Colorado has become the first U.S. state to pass rules regulating methane air pollution from drilling and fracking operations.

The Colorado Air Quality Control Commission (AQCC) voted 8-1 on Sunday, February 23, 2014 to require oil and gas companies operating in the state to start testing their pipelines, drill rigs, storage tanks, compressor stations and other sources of potential methane leakage on a monthly basis using new, more sensitive instruments like infrared cameras.

Companies will also be required to monitor, detect and repair leaks of other types of hydrocarbons, like volatile organic compounds (VOCs). They must also provide aggressive timelines for the repair of any leaks, and the new rules put stricter limits on emissions from drilling operations located near residential and recreational areas.

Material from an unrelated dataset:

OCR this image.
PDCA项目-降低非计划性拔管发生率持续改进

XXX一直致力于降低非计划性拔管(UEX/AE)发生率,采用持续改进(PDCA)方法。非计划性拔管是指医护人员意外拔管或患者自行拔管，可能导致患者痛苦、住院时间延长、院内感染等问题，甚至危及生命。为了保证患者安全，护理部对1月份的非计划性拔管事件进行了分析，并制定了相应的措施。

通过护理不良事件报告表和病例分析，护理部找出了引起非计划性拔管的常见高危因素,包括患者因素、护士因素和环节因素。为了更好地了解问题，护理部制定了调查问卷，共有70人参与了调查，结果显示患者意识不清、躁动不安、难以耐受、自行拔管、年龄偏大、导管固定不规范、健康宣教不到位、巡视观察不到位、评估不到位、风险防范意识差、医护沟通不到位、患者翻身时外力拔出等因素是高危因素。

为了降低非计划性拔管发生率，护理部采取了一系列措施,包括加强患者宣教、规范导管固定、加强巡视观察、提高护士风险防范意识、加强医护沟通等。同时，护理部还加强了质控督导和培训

The Colorado Department of Public Health and the Environment expects the new rules to reduce VOC emissions in Colorado by approximately 92,000 tons a year, about equivalent to the amount emitted by all of the cars in Colorado over one year.

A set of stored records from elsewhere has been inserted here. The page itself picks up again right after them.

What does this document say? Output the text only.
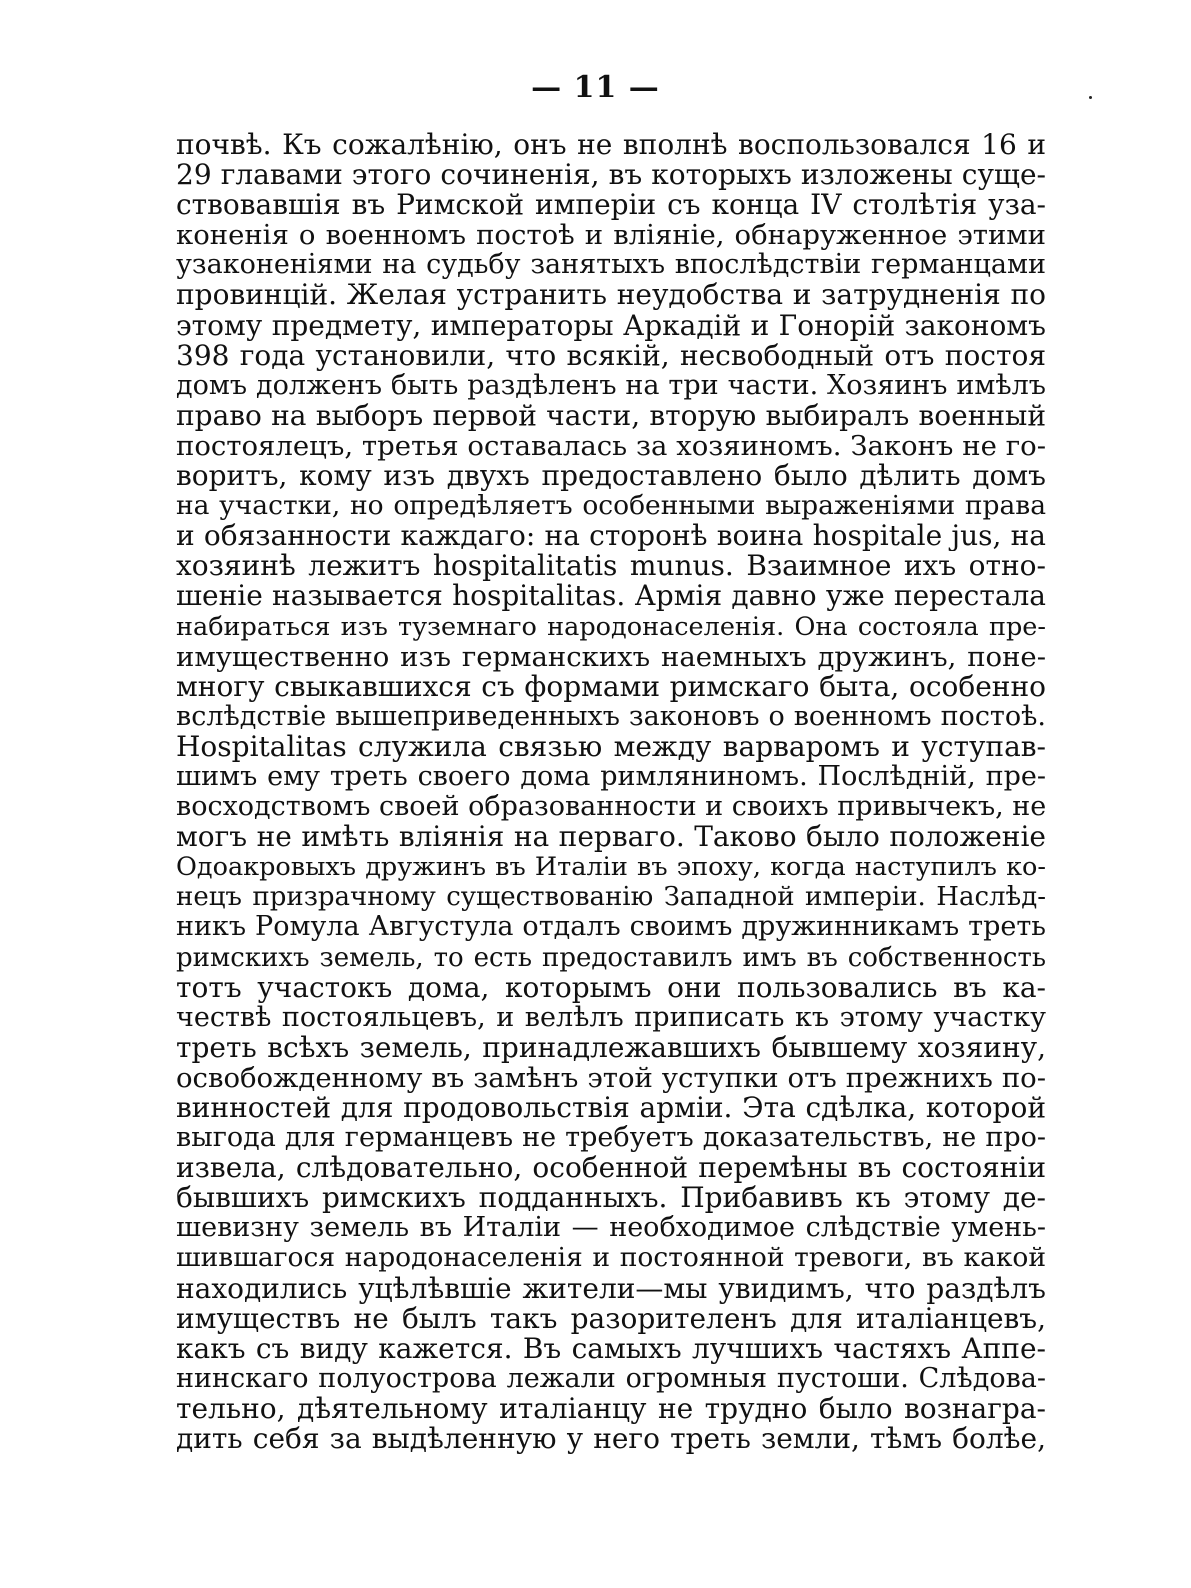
— 11 —
почвѣ. Къ сожалѣнію, онъ не вполнѣ воспользовался 16 и
29 главами этого сочиненія, въ которыхъ изложены суще-
ствовавшія въ Римской имперіи съ конца IV столѣтія уза-
коненія о военномъ постоѣ и вліяніе, обнаруженное этими
узаконеніями на судьбу занятыхъ впослѣдствіи германцами
провинцій. Желая устранить неудобства и затрудненія по
этому предмету, императоры Аркадій и Гонорій закономъ
398 года установили, что всякій, несвободный отъ постоя
домъ долженъ быть раздѣленъ на три части. Хозяинъ имѣлъ
право на выборъ первой части, вторую выбиралъ военный
постоялецъ, третья оставалась за хозяиномъ. Законъ не го-
воритъ, кому изъ двухъ предоставлено было дѣлить домъ
на участки, но опредѣляетъ особенными выраженіями права
и обязанности каждаго: на сторонѣ воина hospitale jus, на
хозяинѣ лежитъ hospitalitatis munus. Взаимное ихъ отно-
шеніе называется hospitalitas. Армія давно уже перестала
набираться изъ туземнаго народонаселенія. Она состояла пре-
имущественно изъ германскихъ наемныхъ дружинъ, поне-
многу свыкавшихся съ формами римскаго быта, особенно
вслѣдствіе вышеприведенныхъ законовъ о военномъ постоѣ.
Hospitalitas служила связью между варваромъ и уступав-
шимъ ему треть своего дома римляниномъ. Послѣдній, пре-
восходствомъ своей образованности и своихъ привычекъ, не
могъ не имѣть вліянія на перваго. Таково было положеніе
Одоакровыхъ дружинъ въ Италіи въ эпоху, когда наступилъ ко-
нецъ призрачному существованію Западной имперіи. Наслѣд-
никъ Ромула Августула отдалъ своимъ дружинникамъ треть
римскихъ земель, то есть предоставилъ имъ въ собственность
тотъ участокъ дома, которымъ они пользовались въ ка-
чествѣ постояльцевъ, и велѣлъ приписать къ этому участку
треть всѣхъ земель, принадлежавшихъ бывшему хозяину,
освобожденному въ замѣнъ этой уступки отъ прежнихъ по-
винностей для продовольствія арміи. Эта сдѣлка, которой
выгода для германцевъ не требуетъ доказательствъ, не про-
извела, слѣдовательно, особенной перемѣны въ состояніи
бывшихъ римскихъ подданныхъ. Прибавивъ къ этому де-
шевизну земель въ Италіи — необходимое слѣдствіе умень-
шившагося народонаселенія и постоянной тревоги, въ какой
находились уцѣлѣвшіе жители—мы увидимъ, что раздѣлъ
имуществъ не былъ такъ разорителенъ для италіанцевъ,
какъ съ виду кажется. Въ самыхъ лучшихъ частяхъ Аппе-
нинскаго полуострова лежали огромныя пустоши. Слѣдова-
тельно, дѣятельному италіанцу не трудно было вознагра-
дить себя за выдѣленную у него треть земли, тѣмъ болѣе,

The new rules grew out of a collaboration between a coalition of environmental groups led by the Environmental Defense Fund and three of the largest energy companies operating in the state: Noble Energy, Inc., Encana Corporation and Anadarko Petroleum Corporation.  

Some industry groups tried to weaken the rules by arguing they should only apply to more heavily populated areas of the state and not statewide, but the AQCC resisted efforts to water down the new rules and adopted them largely as they were written, citing overwhelming public support for reining in air pollution from the drilling industry.

The new rules may also boost employment in the state. A spokesman who testified before the AQCC on behalf of Noble Energy said it will cost the company $3 million and they will have to hire 16 additional people to comply with the new rules.